Subgroup forest plot of adjusted covariates for mortality in patients with sepsis (a) 30-day all-cause mortality, (b) 90-day all-cause mortality
ROC analysis of ANLR and other predictive markers
The ROC analysis demonstrated that ANLR achieved an AUC of 0.66 for predicting 30-day mortality, with the optimal threshold identified at 0.27. Of note, this predictive capability exceeded that of other individual biomarkers, such as NLR, SOFA score, neutrophil count, albumin, and lymphocyte count. Notably, when SOFA and ANLR were combined as a ratio (SOFA/ANLR), the discriminatory power was further improved, with the AUC for SOFA/ANLR reaching 0.68 and an optimal cutoff value of 12.56. Similar findings were observed for 90-day mortality, where ANLR alone had an AUC of 0.65 (cutoff = 0.30), and SOFA/ANLR demonstrated a higher AUC of 0.67 (cutoff = 10.75), indicating that the SOFA/ANLR ratio substantially enhanced the prognostic performance compared to SOFA alone (Fig. 6).
a ROC curve for 30-day mortality, b ROC curve for 90-day mortality,
Boruta
In accordance with the pre-established protocol, the dataset was partitioned into training and validation cohorts. Comparative analysis revealed no statistically significant differences in baseline characteristics between these two groups (all p-values > 0.05; see Table S2 in the Supplementary Material). Using the Boruta algorithm for feature selection, a total of 24 variables were identified as important predictors for 30-day mortality. Among these, ANLR was ranked as the second most important feature. Other important variables included weight, platelet, RBC, AKI, SBP, heart rate, septic shock, liquid balance, potassium, ALT, WBC, cerebrovascular disease, AST, respiratory rate, SpO₂, INR, PT, creatinine, sodium, age, anion gap, BUN, and temperature. All these variables were identified as “confirmed important” by the Boruta algorithm, and were highlighted in green in the feature importance plot (Fig. 7). These variables were included in the subsequent machine learning modeling.
a Boruta algorithm identifying key variables for predicting 30-day mortality (green indicates important variables), b ROC curve for the validation set, c Decision curves for multiple models in the validation set. d Calibration curves for multiple models in the validation Set. e SHAP summary plot with dependence illustrating variable importance and feature effects in the LightGBM model
Establishment and validation of the prediction model
The predictive model was constructed using 24 key variables highlighted as important features by the Boruta algorithm, all of which were marked in green. The training set comprised 4715 patients, while the validation set included 1573 patients. In the training set, 968 patients (21%) died, while the validation set observed 323 deaths (21%). These event counts ensured compliance with the commonly accepted criterion of a minimum of 10 outcome events per predictor variable.
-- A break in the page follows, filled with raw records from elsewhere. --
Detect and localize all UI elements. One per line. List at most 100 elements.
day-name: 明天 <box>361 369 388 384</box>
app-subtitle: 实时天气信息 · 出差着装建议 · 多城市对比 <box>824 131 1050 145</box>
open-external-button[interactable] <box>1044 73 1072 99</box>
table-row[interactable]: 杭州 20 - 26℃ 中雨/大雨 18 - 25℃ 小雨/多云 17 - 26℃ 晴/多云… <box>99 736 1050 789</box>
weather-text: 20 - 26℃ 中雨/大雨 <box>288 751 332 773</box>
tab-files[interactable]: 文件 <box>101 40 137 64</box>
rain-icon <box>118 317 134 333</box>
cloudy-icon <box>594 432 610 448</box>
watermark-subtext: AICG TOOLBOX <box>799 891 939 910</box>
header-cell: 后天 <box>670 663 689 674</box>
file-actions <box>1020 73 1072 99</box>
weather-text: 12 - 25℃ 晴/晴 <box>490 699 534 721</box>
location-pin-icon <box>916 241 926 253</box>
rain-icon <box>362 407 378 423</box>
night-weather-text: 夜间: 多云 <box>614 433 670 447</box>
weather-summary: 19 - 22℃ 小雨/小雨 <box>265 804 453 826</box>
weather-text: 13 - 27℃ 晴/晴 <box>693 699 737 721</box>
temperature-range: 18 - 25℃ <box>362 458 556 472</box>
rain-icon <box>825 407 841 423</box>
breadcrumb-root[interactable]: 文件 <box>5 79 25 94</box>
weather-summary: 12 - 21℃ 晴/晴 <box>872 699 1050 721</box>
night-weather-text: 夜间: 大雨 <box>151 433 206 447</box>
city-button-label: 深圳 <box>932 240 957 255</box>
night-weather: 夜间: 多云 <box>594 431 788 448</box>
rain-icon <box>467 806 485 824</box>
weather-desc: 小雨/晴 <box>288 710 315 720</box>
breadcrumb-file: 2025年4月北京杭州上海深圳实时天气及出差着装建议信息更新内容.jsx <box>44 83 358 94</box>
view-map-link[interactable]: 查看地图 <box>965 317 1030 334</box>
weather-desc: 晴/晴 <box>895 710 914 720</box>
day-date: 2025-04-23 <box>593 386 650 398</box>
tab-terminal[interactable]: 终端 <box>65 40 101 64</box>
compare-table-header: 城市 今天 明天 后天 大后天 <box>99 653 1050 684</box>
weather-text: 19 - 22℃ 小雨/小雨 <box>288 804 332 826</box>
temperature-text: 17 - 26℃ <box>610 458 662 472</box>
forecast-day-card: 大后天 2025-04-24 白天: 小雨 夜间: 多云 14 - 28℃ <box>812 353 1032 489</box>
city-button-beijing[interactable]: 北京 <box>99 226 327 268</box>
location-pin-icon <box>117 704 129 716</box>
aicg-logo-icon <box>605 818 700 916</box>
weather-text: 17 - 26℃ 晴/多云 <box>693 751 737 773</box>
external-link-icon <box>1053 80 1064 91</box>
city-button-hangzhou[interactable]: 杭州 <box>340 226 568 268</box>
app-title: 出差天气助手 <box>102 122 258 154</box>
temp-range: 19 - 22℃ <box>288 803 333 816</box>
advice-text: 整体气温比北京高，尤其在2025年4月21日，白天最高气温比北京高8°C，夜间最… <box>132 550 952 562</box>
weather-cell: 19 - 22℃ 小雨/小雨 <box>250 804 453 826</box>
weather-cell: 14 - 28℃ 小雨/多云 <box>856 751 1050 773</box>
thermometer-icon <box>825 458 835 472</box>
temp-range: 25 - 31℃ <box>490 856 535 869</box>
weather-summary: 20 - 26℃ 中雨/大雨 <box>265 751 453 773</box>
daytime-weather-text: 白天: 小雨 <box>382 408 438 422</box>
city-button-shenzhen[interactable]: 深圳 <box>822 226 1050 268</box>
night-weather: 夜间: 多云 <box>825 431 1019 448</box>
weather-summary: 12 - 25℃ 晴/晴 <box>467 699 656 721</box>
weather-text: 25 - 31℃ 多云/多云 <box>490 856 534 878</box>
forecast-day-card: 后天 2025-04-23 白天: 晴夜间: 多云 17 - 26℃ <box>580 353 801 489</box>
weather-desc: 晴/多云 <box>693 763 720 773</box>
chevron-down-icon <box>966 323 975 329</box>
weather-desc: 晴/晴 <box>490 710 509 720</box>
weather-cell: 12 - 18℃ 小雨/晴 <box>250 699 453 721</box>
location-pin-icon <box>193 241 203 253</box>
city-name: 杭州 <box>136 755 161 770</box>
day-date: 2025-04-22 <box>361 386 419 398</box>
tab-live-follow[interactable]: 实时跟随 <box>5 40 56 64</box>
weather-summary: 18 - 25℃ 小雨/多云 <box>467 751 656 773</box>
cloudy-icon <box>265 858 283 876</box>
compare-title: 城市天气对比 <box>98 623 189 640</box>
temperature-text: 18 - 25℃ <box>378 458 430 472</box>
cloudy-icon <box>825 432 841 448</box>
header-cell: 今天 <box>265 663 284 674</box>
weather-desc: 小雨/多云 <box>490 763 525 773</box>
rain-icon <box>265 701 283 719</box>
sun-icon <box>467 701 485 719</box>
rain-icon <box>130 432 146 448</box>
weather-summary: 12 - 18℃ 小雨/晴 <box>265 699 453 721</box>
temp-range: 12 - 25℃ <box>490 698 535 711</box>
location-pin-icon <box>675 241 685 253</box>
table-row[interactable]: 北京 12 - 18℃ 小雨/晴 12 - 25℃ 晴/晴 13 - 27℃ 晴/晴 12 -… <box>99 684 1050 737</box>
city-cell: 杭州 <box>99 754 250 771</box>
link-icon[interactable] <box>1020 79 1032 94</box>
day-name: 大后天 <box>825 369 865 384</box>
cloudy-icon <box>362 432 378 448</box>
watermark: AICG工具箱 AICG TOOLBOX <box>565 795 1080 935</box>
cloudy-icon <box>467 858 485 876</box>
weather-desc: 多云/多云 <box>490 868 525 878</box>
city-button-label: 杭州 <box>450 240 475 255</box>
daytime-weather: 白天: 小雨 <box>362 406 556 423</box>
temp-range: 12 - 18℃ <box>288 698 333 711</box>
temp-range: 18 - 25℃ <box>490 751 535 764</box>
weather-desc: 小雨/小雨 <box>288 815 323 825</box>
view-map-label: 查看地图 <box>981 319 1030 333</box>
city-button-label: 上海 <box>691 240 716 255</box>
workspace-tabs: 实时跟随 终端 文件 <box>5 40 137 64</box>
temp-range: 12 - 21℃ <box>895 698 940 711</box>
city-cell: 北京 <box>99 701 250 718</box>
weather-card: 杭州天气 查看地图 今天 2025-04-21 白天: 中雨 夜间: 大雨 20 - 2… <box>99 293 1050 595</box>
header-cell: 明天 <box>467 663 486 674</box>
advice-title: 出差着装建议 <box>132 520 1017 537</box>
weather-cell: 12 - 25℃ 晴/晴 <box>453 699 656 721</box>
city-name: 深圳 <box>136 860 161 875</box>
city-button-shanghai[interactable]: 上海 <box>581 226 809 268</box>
A range of models was constructed using the selected features, including SVM, Ridge, LightGBM, KNN, ENet, XGBoost, DT, and MLP. LightGBM was identified as the optimal model, demonstrating the lowest Brier score (0.1250), the highest net benefit in decision curve analysis, and the highest AUC (0.821) on the validation set (Fig. 7). The LightGBM model was further interpreted using SHAP values, which identified ANLR as the second most important variable (Fig. 7).
Sensitivity analysis
To assess the robustness of our findings, we performed a multivariable Cox regression analysis using the original (non-imputed) dataset. The results for both 30-day and 90-day mortality were consistent with those obtained from the main analysis (Table S3, Supplementary Material).